The Eastern Rugby Union announced a three-division league of six teams each with an end of season playoff schedule to determine the ERU championship.  Brown was placed in Division II along with M.I.T., Harvard, Yale, Westchester, and Cornell. 

Ten new players, all with gridiron credentials, filled out the squad. The revitalized fifteen reeled off five shutout victories in a row, including a win against a New York B fifteen in Red Hook, Brooklyn. Next, came the playoff between Brown, Division II winner, and undefeated Villanova, victors of Division III. The match was held at Van Cortland Park, The Bronx. Brown won 6-5, ceding its first points of the season.

The ERU championship in Providence pitted undefeated Dartmouth, winners of Division I and Brown. The match ended in a 0-0 tie. (The details of the game appeared in a previous Free Jacks “The Rugby Report” article.) In only its second year of rugby, Brown had tied for a major championship.

The Glory Years

In the three-years of 1964, 1965, and 1966, Brown rugby achieved a 56-12 (82%) won/loss record, which included an 18-3 tally against four Ivy League colleges. Significantly, the final victory of 1966, a 16-6 win against Old Blue, ended the opponents’ ten-game win streak. In addition, the win gave Brown its second Eastern Rugby Union championship.

The 1966 spring season Brown rolled to a ten-match win streak, outscoring competitors 209 to 23. Other noted triumphs included winning the 1965 Bermuda Cup, the fifth annual 1966 Virginia Commonwealth trophy, and a victory in the inaugural 1966 Penn State Tournament. 

The 1967 season would see Brown contending at the highest level of American collegiate rugby. The XV competed against two Canadian sides, a match against Club Universidad de Buenos Aires, and a game against Clifton RFC of Bristol, England.
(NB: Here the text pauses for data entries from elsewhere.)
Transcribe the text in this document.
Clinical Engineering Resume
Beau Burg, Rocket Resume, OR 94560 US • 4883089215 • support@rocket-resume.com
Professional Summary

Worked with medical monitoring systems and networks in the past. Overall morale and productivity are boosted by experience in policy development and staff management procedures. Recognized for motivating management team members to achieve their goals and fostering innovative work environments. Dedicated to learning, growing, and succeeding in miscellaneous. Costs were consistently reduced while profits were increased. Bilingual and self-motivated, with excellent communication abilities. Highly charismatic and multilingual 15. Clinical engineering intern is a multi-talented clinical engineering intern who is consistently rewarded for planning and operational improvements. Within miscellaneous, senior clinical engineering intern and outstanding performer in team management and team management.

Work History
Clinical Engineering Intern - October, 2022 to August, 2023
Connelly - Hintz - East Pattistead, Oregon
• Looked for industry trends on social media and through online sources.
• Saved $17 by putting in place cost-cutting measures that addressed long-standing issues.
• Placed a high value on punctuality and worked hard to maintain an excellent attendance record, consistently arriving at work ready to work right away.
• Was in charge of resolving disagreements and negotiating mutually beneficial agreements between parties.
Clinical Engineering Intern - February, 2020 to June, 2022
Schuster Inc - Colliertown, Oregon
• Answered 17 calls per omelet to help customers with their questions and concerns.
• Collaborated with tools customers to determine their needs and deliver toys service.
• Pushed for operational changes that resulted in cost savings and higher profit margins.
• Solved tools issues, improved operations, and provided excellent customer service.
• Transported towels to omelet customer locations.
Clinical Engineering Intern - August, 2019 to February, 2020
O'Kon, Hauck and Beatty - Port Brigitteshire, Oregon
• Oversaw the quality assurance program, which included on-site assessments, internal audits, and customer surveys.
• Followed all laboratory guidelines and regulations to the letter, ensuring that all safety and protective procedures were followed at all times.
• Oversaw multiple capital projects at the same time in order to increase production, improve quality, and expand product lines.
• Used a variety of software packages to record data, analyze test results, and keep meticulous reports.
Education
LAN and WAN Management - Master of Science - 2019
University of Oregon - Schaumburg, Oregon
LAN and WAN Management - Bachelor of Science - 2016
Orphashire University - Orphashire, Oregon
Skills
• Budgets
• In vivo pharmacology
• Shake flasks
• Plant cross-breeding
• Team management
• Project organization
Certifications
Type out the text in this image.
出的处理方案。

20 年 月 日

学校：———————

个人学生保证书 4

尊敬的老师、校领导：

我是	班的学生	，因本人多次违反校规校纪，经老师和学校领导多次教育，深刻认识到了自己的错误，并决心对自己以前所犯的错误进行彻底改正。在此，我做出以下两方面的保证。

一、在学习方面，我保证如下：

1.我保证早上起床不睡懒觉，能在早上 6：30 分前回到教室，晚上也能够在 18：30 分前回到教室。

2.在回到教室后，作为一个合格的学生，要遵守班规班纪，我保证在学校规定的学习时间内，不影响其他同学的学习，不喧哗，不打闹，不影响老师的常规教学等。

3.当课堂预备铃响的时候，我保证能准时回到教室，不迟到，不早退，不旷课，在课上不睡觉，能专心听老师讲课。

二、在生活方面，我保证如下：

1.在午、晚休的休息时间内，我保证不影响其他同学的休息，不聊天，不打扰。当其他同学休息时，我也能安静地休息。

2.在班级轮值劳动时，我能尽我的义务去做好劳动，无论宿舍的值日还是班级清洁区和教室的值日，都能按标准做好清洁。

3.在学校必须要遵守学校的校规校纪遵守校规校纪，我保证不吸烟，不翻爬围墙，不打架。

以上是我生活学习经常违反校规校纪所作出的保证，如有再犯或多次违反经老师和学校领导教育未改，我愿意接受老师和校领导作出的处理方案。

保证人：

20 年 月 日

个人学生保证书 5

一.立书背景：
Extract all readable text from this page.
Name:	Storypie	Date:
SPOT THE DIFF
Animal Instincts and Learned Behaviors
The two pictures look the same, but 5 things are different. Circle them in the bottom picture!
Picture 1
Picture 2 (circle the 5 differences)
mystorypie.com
Seeking to play top western clubs, Brown entered a team in the second Catalina (California) Tournament, the precursor of the famous Monterey Tournament.

Final Note

Linton “Jay” Fluck graduated Brown in 1965. He played for the club until 1969 when he helped start the Providence RFC. He served as Brown’s coach for many years and as long-time chief officer, which continues to this day.